The 15 Most Hated Companies in America

No matter how strong or powerful the brand is, it is unavoidable to face with both people who love and hate the brand.

The Atlantic Monthly published a list of the 15 Most Hated Companies in America with some explanation of reasons. This should be a useful source of information for brand manager to learn and identify the problem occurring with their brands.

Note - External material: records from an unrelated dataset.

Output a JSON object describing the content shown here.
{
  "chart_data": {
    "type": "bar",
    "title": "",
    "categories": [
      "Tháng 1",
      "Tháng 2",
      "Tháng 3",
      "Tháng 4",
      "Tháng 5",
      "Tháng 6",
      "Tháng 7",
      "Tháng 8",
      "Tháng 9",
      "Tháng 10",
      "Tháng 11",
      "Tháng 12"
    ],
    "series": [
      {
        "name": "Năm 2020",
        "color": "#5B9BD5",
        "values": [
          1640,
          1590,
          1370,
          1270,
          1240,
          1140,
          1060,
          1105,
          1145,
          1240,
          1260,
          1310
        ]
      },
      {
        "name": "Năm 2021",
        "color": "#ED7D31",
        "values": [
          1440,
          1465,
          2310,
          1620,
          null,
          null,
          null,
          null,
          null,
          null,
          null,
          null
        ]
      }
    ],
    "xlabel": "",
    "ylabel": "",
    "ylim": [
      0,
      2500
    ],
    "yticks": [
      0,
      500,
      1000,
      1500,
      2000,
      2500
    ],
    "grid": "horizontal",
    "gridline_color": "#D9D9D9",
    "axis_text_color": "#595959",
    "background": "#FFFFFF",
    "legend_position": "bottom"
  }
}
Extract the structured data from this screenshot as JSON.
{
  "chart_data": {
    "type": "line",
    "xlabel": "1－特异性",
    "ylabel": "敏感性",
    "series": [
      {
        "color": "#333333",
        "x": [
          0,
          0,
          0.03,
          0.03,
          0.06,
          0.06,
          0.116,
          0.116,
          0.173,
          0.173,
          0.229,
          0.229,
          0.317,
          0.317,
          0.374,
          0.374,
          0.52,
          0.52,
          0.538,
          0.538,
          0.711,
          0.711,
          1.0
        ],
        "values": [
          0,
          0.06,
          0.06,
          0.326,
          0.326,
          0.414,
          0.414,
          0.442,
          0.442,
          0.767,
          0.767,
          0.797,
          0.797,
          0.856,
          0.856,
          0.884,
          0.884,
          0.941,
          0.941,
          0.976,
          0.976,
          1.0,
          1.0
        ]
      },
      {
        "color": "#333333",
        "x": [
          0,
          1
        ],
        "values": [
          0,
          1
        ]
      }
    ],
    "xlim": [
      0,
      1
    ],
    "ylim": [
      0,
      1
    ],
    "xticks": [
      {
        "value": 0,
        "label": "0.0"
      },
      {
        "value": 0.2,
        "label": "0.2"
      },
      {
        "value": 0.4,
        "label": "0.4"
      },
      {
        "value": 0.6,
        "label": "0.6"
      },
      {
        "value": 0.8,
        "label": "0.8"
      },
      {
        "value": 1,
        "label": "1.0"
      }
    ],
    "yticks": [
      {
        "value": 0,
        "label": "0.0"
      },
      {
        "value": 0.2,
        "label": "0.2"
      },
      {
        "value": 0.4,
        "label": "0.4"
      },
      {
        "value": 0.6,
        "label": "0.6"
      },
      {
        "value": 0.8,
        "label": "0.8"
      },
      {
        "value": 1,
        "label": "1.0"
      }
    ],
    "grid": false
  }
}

http://www.theatlantic.com/business/archive/2011/01/the-15-most-hated-companies-in-america/68873/

Check it out, whether your favorite brands are on the list.

2 comments:

  1. This is very interesting article. Because of it is well-known company, they are always facing with people who dislike them. The companies should spend their budget convincing people who don't care about the company (neutral position) rather than people who dislike.
    If you can manage people who against the company, they may turn into be more loyal customers. Although it is true, focusing on hated people are more risky, I think. What do you think?

    ReplyDelete
  2. As Mark Twain famously said one day: “There are lies, damn lies and statistics”.
    Then reading the articles like that, the first question I always ask myself is where the authors get the data. According to the end note, it was delivered from:
    “Employee opinions, using research firm Glassdoor and other services, were reviewed. We considered total return to shareholders in comparison to the broader market and other companies within the same sector. We analyzed data from a broad array of sources, including Consumer Reports, JD Power, the MSN/Zogby Poll, and the University of Michigan American Customer Satisfaction Index. We reviewed brand valuation changes based on data from Corebrand, Interbrand, and BrandZ. We considered negative press coverage based on 24/7 Wall St.'s analysis of media coverage and the Flame Index, which uses a proprietary algorithm to review more than 12,000 websites and ranks companies based on the frequency of certain negative words. Finally, the views of these firms by taxpayers, Congress, and the administration were considered where applicable.”
    In other words, reading behind the lines, - the authors combined massive amount of data and tried to get a correlation based on certain pre-determined attributes of dissatisfaction. They could as well just pick the companies form the hat based on the recent headlines. “Hate” is a strong word, many people define it differently.
    The article was written by 24/7 Wall St., LLC, which is fast growing content provider, mostly for on-line financial services such as yahoo.finance, wsj and thestreet.com. Not surprisingly it feels like many of the firms got on the list because of the sluggish shareholders returns, which do not necessarily reflect the overall perception of the consumers.
    Best Buy, for example, increased the revenues last year and still is the biggest electronics retailer in the USA. Here is another blogger from Forbes, who has extremely positive review of the company: http://blogs.forbes.com/allenadamson/2010/12/27/eleven-brands-to-watch-in-2011/

    Personally, I think” Consumer reports” probably provides the most unbiased data. But we probably will learn a great deal of sources and methodologies in the class.